Monday, June 22, 2009

Vicenza

Sunday, we got a bit of a late start since we only got to bed around 2am the day before on account of the opera in the Verona Arena. We then drove to Vicenza, which is much less known than its neighboring cities of Verona and Venice. Still, this is a UNESCO World Heritage site, and famous for its architecture by native son Andrea Palladio. Even if you've never heard of him, you'll recognize his style mirrored in almost every public building in the U.S., Britain, and to a lesser degree Germany. Especially UVa alumni should know the name, as Thomas Jefferson was an admirer and imitator of his work. One of the highlights was the Teatro Olimpico, the oldest surviving indoor theater, with the oldest surviving stage set in the world, built for the production of Oedipus Rex.
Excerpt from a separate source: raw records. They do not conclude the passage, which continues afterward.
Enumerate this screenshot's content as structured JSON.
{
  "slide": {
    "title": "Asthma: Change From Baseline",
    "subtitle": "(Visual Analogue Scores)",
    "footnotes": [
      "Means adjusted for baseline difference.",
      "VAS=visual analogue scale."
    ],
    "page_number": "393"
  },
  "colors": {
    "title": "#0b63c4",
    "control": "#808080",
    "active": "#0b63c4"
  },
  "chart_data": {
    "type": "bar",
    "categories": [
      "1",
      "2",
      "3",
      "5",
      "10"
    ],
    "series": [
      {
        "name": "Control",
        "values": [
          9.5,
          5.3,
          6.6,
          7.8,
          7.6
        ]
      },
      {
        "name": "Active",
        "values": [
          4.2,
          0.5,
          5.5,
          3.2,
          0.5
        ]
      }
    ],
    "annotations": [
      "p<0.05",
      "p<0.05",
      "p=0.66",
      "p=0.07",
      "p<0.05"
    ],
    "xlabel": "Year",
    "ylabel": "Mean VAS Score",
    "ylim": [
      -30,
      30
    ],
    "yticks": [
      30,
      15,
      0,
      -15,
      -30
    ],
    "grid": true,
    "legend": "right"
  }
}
Since the admission ticket to that included some of the other museums in town, we got to see more religous art, some hideous still life, a modest collection of archeological artifacts, and an interesting collection of Russian icons. For lunch, I had BaccalĂ  alla Vicentina, stockfish with polenta, a local specialty, which was very good. After seeing some of the other Palladio palazzi in town, we drove a few kilometers out of town to the Villa Capra 'La Rotonda', probably Palladio's most famous work. We didn't go visit up close, since the admission just to the gardens was quite high, but you could get a good impression from the gate, as well as from the road.